Они нырнули вдвоем и плыли в глубине секунд десять.
Расцепили руки, выскочили на поверхность.
— Нитка, давай от берега и назад. Двадцать гребков туда и двадцать обратно.
— Давай!
Она плавала не хуже Тёма.
Потом они по грудь в воде брызгали пригоршнями друг в друга и прыгали, опять взявшись за руки.
Один из таких прыжков осветила беззвучная, но яркая зарница.
— Ой! — перепугались оба и сели в воду по уши.
— Тём, ты извини, но я не успела зажмуриться… Такая предательская вспышка. Но ты не пугайся, ты все равно был в воде выше пояса.
— А ты… я даже не знаю, я сразу ослеп. Да я и не вижу толком без очков, не бойся…
Тут над ними наконец грохнуло. Нитка взвизгнула и весело сказала в рифму:
— Ой-ёй-ёй, пора домой.
— Беги на берег, я отвернулся… Позовешь, когда оденешься.
Она позвала очень быстро:
— Тём, иди, я зажмурилась.
Стало темнее прежнего, Тём почти не различал Нитку, но все же опять застеснялся. Как назло долго не мог найти на берегу трусы и очки… Ох, вот они! Он торопливо запрыгал на песке. В этот миг ударили крупные капли, сверкнуло опять и грянуло.
— Ай! Тём, ты готов?! Бежим под крышу!
Они забрались внутрь ледореза. В запах гнилого дерева и грибов. Сверху застучало, забарабанило, загудело. Между досками на секунду высветились щели.
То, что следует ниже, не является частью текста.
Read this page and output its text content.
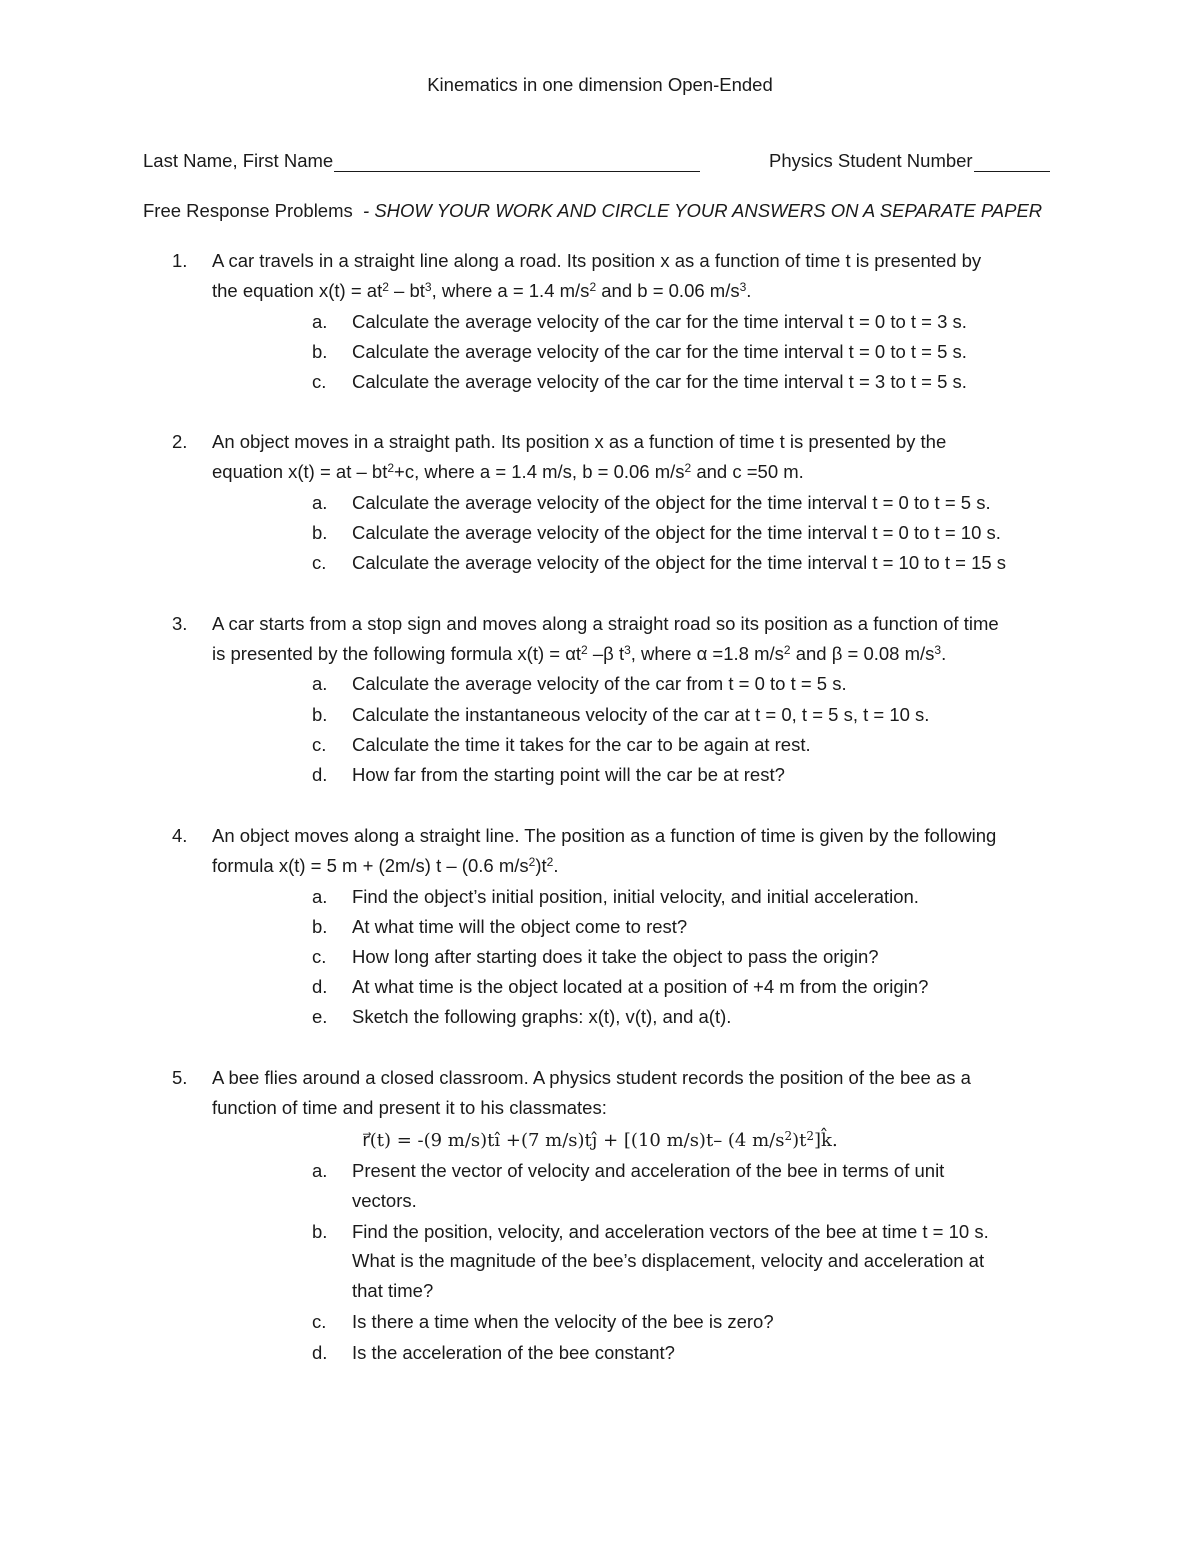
Kinematics in one dimension Open-Ended
Last Name, First Name	Physics Student Number
Free Response Problems - SHOW YOUR WORK AND CIRCLE YOUR ANSWERS ON A SEPARATE PAPER
1. A car travels in a straight line along a road. Its position x as a function of time t is presented by
the equation $x(t) = at^2 - bt^3$, where a = 1.4 $m/s^2$ and b = 0.06 $m/s^3$.
a. Calculate the average velocity of the car for the time interval t = 0 to t = 3 s.
b. Calculate the average velocity of the car for the time interval t = 0 to t = 5 s.
c. Calculate the average velocity of the car for the time interval t = 3 to t = 5 s.
2. An object moves in a straight path. Its position x as a function of time t is presented by the
equation x(t) = at – $bt^2+c$, where a = 1.4 m/s, b = 0.06 $m/s^2$ and c =50 m.
a. Calculate the average velocity of the object for the time interval t = 0 to t = 5 s.
b. Calculate the average velocity of the object for the time interval t = 0 to t = 10 s.
c. Calculate the average velocity of the object for the time interval t = 10 to t = 15 s
3. A car starts from a stop sign and moves along a straight road so its position as a function of time
is presented by the following formula $x(t) = \alpha t^2$ –β $t^3$, where α =1.8 $m/s^2$ and β = 0.08 $m/s^3$.
a. Calculate the average velocity of the car from t = 0 to t = 5 s.
b. Calculate the instantaneous velocity of the car at t = 0, t = 5 s, t = 10 s.
c. Calculate the time it takes for the car to be again at rest.
d. How far from the starting point will the car be at rest?
4. An object moves along a straight line. The position as a function of time is given by the following
formula x(t) = 5 m + (2m/s) t – (0.6 $m/s^2)t^2$.
a. Find the object’s initial position, initial velocity, and initial acceleration.
b. At what time will the object come to rest?
c. How long after starting does it take the object to pass the origin?
d. At what time is the object located at a position of +4 m from the origin?
e. Sketch the following graphs: x(t), v(t), and a(t).
5. A bee flies around a closed classroom. A physics student records the position of the bee as a
function of time and present it to his classmates:
r⃗(t) = -(9 m/s)tî +(7 m/s)tĵ + [(10 m/s)t– (4 $m/s^2)t^2]k̂$.
a. Present the vector of velocity and acceleration of the bee in terms of unit
vectors.
b. Find the position, velocity, and acceleration vectors of the bee at time t = 10 s.
What is the magnitude of the bee’s displacement, velocity and acceleration at
that time?
c. Is there a time when the velocity of the bee is zero?
d. Is the acceleration of the bee constant?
И снова: бах, трах, тара-рах! Тысячи железных ящиков с каменной горы!
— Мама… — Нитка мокрым плечом приткнулась к Тему. «Господи, а ведь у нее и мамы-то нет…»
— Не бойся…
«Не бойся, я сам боюсь…»
Ногами Тём нащупал позади себя широченную балку. Потянул Нитку:
— Давай сядем.
— Ага… Ой! — И прижалась опять. Потому что опять разгорелись щели и ударил трескучий разряд! Мокрые Ниткины волосы облепили Тёма.
— Тём…
— Что?
— А все равно хорошо… Да?
— Конечно!
— А… давай завтра опять…
— Ох, Нитка… давай…
После этого гроза пожалела их и стремительно заглохла.
Обратный путь был труднее, но показался короче. Наверно, потому, что среди мокрых кустов и колючек было не до страха. Одного хотелось — поскорее добраться до сухой постели… Хотя нет! Хотелось еще, чтобы поскорее пришло завтра.